Resolving deltas: 100% (401/401), done.
[kiltum@mbook quickstart|master [+?]]$ echo 'theme = "ananke"' >> config.toml
[kiltum@mbook quickstart|master [+?]]$ hugo new posts/my-first-post.md
/Users/kiltum/test/quickstart/content/posts/my-first-post.md created
[kiltum@mbook quickstart|master [+?]]$ cat > content/posts/my-first-post.md
---
title: "Test Irl"
date: 2017-09-14T10:19:19+03:00
draft: false
url: “/badÅŠ”
---
(^d here)
[kiltum@mbook quickstart|master [+?]]$ hugo server
...

Now open browser to localhost:1313 and click to “Test Irl” - you got 404 error. But if you change theme to another (i try minimo & cocoa-eh) - all was ok.

Actually i found problem - by some reasons in summary-with-image.html:3 you use .URL, so result html is bad

<a class="db pv4 ph3 ph0-l no-underline dark-gray dim" href="%e2%80%9c/bad%c3%85%c5%a0%e2%80%9d">

And final URL in browser is http://localhost:1313/“/badÅŠ”
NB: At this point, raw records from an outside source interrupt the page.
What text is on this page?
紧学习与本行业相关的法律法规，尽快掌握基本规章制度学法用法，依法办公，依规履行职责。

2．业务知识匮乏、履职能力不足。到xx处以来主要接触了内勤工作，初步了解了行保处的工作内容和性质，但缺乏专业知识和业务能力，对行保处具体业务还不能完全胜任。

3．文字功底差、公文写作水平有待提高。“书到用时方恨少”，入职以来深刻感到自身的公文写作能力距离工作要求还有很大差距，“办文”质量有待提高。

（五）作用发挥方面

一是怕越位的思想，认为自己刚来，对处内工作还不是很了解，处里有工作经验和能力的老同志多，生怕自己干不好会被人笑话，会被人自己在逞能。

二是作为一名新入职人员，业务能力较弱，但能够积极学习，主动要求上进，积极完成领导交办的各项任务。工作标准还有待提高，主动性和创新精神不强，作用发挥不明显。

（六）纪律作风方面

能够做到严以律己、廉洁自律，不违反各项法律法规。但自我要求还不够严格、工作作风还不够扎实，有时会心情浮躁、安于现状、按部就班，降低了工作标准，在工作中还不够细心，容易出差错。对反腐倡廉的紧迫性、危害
i am newbie in hugo, but if i change .URL to .Permalink as

<a class="db pv4 ph3 ph0-l no-underline dark-gray dim" href="{{ .Permalink }}">

html code come to next form:

href="http://localhost:1313//bad%C3%A5%C5%A1/"

and all work nice.

Looks like situation comes to “i found HUGO server bug/feature”

i remove “” around url in .md file and switch back to .URL in code

now in html i see

/bad%c3%85%c5%a0

not works

but .Permalink give me

/bad%C3%A5%C5%A1

that works …

i just grab all files in one piece at https://github.com/kiltum/hugotest

i add “work” as working variant of url conversion …

can you confirm this?

What is the “IRL” feature by the way that Hugo supposedly should support? And that is a bug since it doesn’t work correctly?
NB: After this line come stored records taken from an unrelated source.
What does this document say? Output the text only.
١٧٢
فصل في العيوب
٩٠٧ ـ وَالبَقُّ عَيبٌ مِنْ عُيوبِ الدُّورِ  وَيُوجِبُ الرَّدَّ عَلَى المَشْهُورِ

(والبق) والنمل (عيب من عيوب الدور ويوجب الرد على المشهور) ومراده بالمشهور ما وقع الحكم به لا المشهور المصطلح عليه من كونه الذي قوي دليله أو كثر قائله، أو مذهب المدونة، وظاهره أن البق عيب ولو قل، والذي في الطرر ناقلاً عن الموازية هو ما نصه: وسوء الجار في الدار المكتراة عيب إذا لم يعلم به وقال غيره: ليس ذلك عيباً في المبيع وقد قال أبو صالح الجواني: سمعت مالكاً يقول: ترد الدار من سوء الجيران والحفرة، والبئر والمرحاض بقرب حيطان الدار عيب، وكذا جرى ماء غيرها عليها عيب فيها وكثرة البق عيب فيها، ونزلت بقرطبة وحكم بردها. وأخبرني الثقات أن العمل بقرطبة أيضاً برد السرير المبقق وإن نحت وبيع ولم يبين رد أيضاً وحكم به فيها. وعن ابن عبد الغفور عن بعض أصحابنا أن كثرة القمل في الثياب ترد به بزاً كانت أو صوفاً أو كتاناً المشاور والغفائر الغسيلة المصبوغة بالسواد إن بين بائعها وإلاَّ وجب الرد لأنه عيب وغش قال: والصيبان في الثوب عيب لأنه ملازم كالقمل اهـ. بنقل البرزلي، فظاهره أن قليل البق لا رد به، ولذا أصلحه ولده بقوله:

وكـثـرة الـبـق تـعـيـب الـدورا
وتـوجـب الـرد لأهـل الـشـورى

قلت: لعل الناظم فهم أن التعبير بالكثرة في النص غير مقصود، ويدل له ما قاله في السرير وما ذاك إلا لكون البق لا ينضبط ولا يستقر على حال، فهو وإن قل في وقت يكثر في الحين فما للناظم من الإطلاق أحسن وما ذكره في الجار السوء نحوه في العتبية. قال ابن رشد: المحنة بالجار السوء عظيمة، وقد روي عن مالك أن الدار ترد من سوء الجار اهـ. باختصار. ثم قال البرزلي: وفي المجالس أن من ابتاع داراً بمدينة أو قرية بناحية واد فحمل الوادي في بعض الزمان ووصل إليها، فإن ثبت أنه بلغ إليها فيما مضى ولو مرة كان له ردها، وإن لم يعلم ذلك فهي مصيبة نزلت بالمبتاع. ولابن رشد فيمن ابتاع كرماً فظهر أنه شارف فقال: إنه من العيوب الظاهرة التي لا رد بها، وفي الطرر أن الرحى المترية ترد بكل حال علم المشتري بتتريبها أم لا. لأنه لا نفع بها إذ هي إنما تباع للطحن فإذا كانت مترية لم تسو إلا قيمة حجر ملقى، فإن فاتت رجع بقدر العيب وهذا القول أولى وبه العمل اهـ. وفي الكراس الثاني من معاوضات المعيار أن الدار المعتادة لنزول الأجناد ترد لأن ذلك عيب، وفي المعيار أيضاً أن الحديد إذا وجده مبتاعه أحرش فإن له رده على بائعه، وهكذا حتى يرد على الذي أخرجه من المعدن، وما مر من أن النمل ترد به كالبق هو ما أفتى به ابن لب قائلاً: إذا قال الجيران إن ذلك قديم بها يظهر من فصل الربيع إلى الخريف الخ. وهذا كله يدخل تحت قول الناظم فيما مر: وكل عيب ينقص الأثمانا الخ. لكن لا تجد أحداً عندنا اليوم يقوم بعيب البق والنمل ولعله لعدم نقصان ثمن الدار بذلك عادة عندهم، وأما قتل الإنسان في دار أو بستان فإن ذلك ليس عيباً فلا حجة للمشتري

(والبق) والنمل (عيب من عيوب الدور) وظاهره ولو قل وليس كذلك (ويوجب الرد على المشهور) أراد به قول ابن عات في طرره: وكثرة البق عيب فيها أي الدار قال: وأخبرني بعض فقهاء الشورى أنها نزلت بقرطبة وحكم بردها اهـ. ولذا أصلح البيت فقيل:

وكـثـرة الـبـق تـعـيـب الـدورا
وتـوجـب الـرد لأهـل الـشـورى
The only meaning of IRL that I know is ‘in real life’, and Google does not help much further.

If you want help/input from as much people as possible, it will probably help to clarify terms like IRL.
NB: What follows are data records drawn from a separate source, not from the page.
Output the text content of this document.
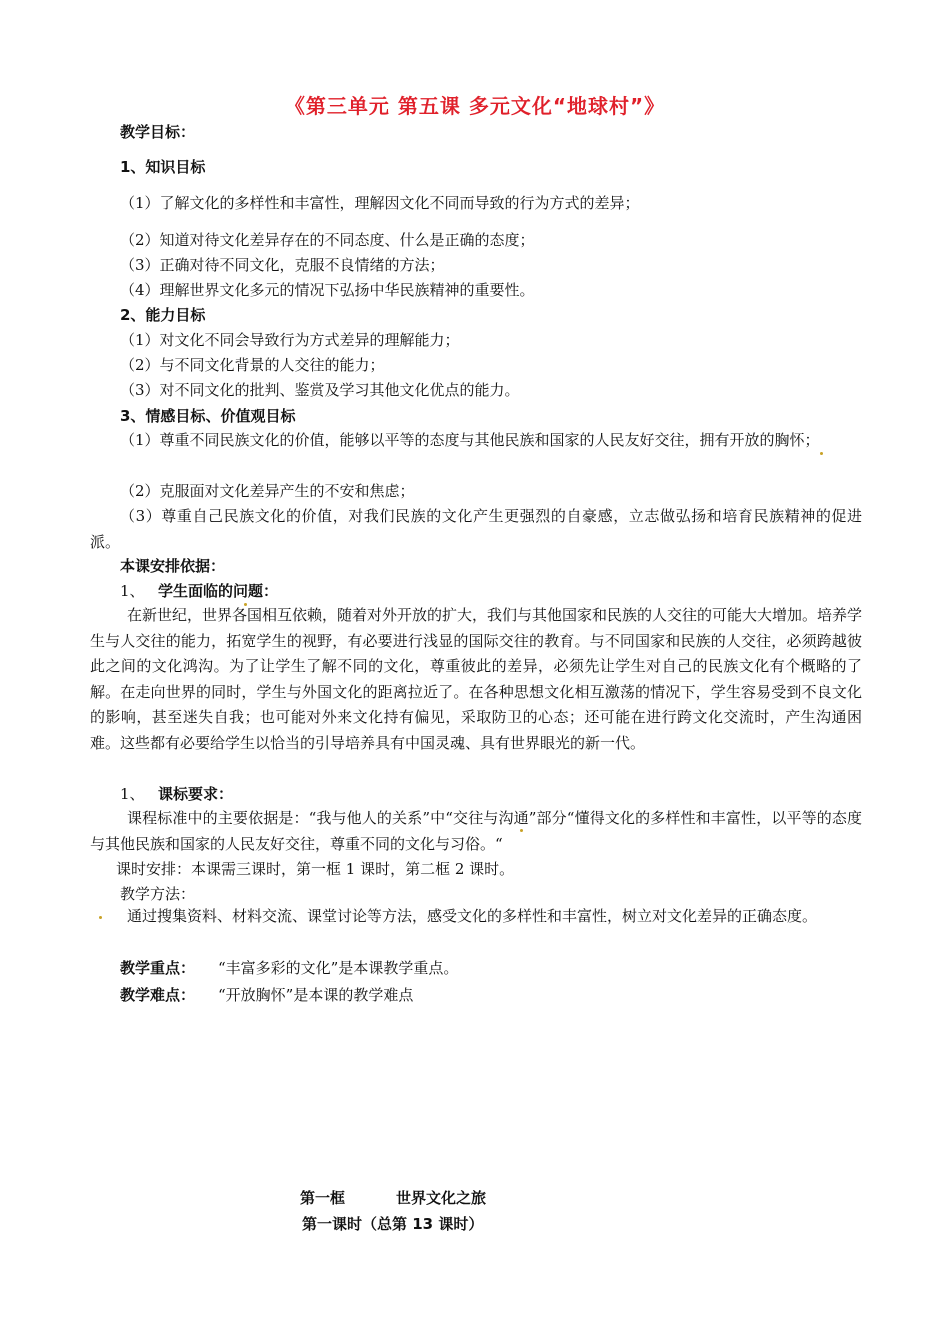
《第三单元 第五课 多元文化“地球村”》
教学目标：
1、知识目标
（1）了解文化的多样性和丰富性，理解因文化不同而导致的行为方式的差异；
（2）知道对待文化差异存在的不同态度、什么是正确的态度；
（3）正确对待不同文化，克服不良情绪的方法；
（4）理解世界文化多元的情况下弘扬中华民族精神的重要性。
2、能力目标
（1）对文化不同会导致行为方式差异的理解能力；
（2）与不同文化背景的人交往的能力；
（3）对不同文化的批判、鉴赏及学习其他文化优点的能力。
3、情感目标、价值观目标
（1）尊重不同民族文化的价值，能够以平等的态度与其他民族和国家的人民友好交往，拥有开放的胸怀；
（2）克服面对文化差异产生的不安和焦虑；
（3）尊重自己民族文化的价值，对我们民族的文化产生更强烈的自豪感，立志做弘扬和培育民族精神的促进派。
本课安排依据：
1、 学生面临的问题：
在新世纪，世界各国相互依赖，随着对外开放的扩大，我们与其他国家和民族的人交往的可能大大增加。培养学生与人交往的能力，拓宽学生的视野，有必要进行浅显的国际交往的教育。与不同国家和民族的人交往，必须跨越彼此之间的文化鸿沟。为了让学生了解不同的文化，尊重彼此的差异，必须先让学生对自己的民族文化有个概略的了解。在走向世界的同时，学生与外国文化的距离拉近了。在各种思想文化相互激荡的情况下，学生容易受到不良文化的影响，甚至迷失自我；也可能对外来文化持有偏见，采取防卫的心态；还可能在进行跨文化交流时，产生沟通困难。这些都有必要给学生以恰当的引导培养具有中国灵魂、具有世界眼光的新一代。
1、 课标要求：
课程标准中的主要依据是：“我与他人的关系”中“交往与沟通”部分“懂得文化的多样性和丰富性，以平等的态度与其他民族和国家的人民友好交往，尊重不同的文化与习俗。“
课时安排：本课需三课时，第一框 1 课时，第二框 2 课时。
教学方法：
通过搜集资料、材料交流、课堂讨论等方法，感受文化的多样性和丰富性，树立对文化差异的正确态度。
教学重点： “丰富多彩的文化”是本课教学重点。
教学难点： “开放胸怀”是本课的教学难点
第一框	世界文化之旅
第一课时（总第 13 课时）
May be i use term incorrectly, but IRL in my world is International Resource Locator.

in other words - non ACSII symbols in URL. Somebody know it as “encoded url”. example - in posts above

next step - IDN (international domain name), but they are declare whole URL contains non-acsii chars and actually not in this case, because translated to acsii

Thanks for clarifying, I did not know that. Now I have some words to search for. :slight_smile: I do see that there’s an open issue about IDN support and non-ASCII characters. But it hasn’t gained traction yet (so also not confirmed yet).

I learned from this topic that there’s a removePathAccents setting for your config.toml file that might help. Although the use case discussed in that topic isn’t exactly the same as the one you have.
I couldn’t find documentation for that variable, but a Google search did turn up this article. Based on the description there I’m not sure if it helps in this case (but always worth a try I think).

Other than that I don’t know how to use non-ASCII characters in Hugo URLs.

No, actually a problem is a little strong, but i cant decrease a area of error/bug

with non-acsii chars in url

a) hugo & hugo server work differently
b) .URL and .Permalink work differently

differently = output is different for the same source

non-acsii characters is nice for non-english people :wink: